26 stycznia napisałem:
„cytat ze specyfikacji 5d mark II: „Środowisko pracy: 0 – 40°C, wilgotność nieprzekraczająca 85%”
Fotografowałem w W-wie, na ulicy, początek stycznia, warunki: -4°C, wilgotność 93%. Aparat siadł po kilkunastu minutach pracy [widoczny objaw to brak reakcji migawki na naciśnięcie spustu – stan baterii OK!, pomiar ekspozycji działał…]
Smutek WIELKI mnie ogarnął… i trzyma po dziś dzień”
A dziś ODSZCZEKUJĘ wszystko z wielką radością !!!
Fotografowałem w warszawskim lesie, 31 I, warunki: -4°C, wilgotność 74%. Aparat siadł po kilkunastu minutach pracy [widoczny objaw to brak reakcji migawki na naciśnięcie spustu na body oraz na gripie – stan baterii OK!, pomiar ekspozycji działał…]… czyli identycznie jak poprzednio.
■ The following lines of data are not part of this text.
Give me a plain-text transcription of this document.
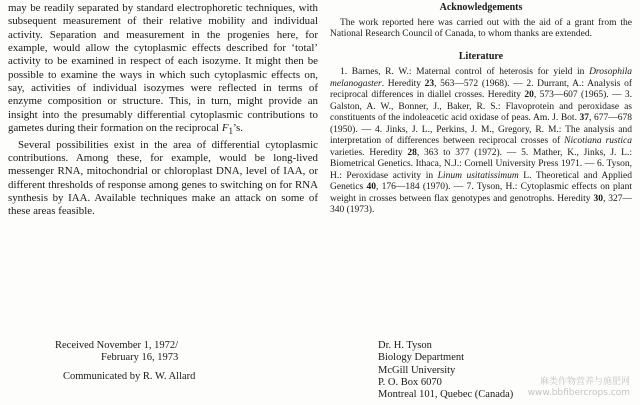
may be readily separated by standard electrophoretic techniques, with subsequent measurement of their relative mobility and individual activity. Separation and measurement in the progenies here, for example, would allow the cytoplasmic effects described for ‘total’ activity to be examined in respect of each isozyme. It might then be possible to examine the ways in which such cytoplasmic effects on, say, activities of individual isozymes were reflected in terms of enzyme composition or structure. This, in turn, might provide an insight into the presumably differential cytoplasmic contributions to gametes during their formation on the reciprocal $F_1’s$.

Several possibilities exist in the area of differential cytoplasmic contributions. Among these, for example, would be long-lived messenger RNA, mitochondrial or chloroplast DNA, level of IAA, or different thresholds of response among genes to switching on for RNA synthesis by IAA. Available techniques make an attack on some of these areas feasible.

Acknowledgements

The work reported here was carried out with the aid of a grant from the National Research Council of Canada, to whom thanks are extended.

Literature

1. Barnes, R. W.: Maternal control of heterosis for yield in Drosophila melanogaster. Heredity 23, 563—572 (1968). — 2. Durrant, A.: Analysis of reciprocal differences in diallel crosses. Heredity 20, 573—607 (1965). — 3. Galston, A. W., Bonner, J., Baker, R. S.: Flavoprotein and peroxidase as constituents of the indoleacetic acid oxidase of peas. Am. J. Bot. 37, 677—678 (1950). — 4. Jinks, J. L., Perkins, J. M., Gregory, R. M.: The analysis and interpretation of differences between reciprocal crosses of Nicotiana rustica varieties. Heredity 28, 363 to 377 (1972). — 5. Mather, K., Jinks, J. L.: Biometrical Genetics. Ithaca, N.J.: Cornell University Press 1971. — 6. Tyson, H.: Peroxidase activity in Linum usitatissimum L. Theoretical and Applied Genetics 40, 176—184 (1970). — 7. Tyson, H.: Cytoplasmic effects on plant weight in crosses between flax genotypes and genotrophs. Heredity 30, 327—340 (1973).

Received November 1, 1972/
February 16, 1973
Communicated by R. W. Allard
Dr. H. Tyson
Biology Department
McGill University
P. O. Box 6070
Montreal 101, Quebec (Canada)
麻类作物营养与施肥网
www.bbfibercrops.com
Myślałem, myślałem i pomyślałem, ze odłączę grip, a że mam podczepiony E1 hand strap to jako test nr 1 ustawiłem przełącznik w gripie w pozycji „off” i… sprzęt odżył. Spust migawki działał prawidłowo (oczywiście ten na body). Czyli w niskiej temp. zamęt wprowadza grip. Taki stawiam mu zarzut a dodać musze, że mam… oryginał BG-E6…
Ciekawe czy wszyscy fotografujący wiele godzin w temp. -15/-25/-35st.C pracują bez gripa?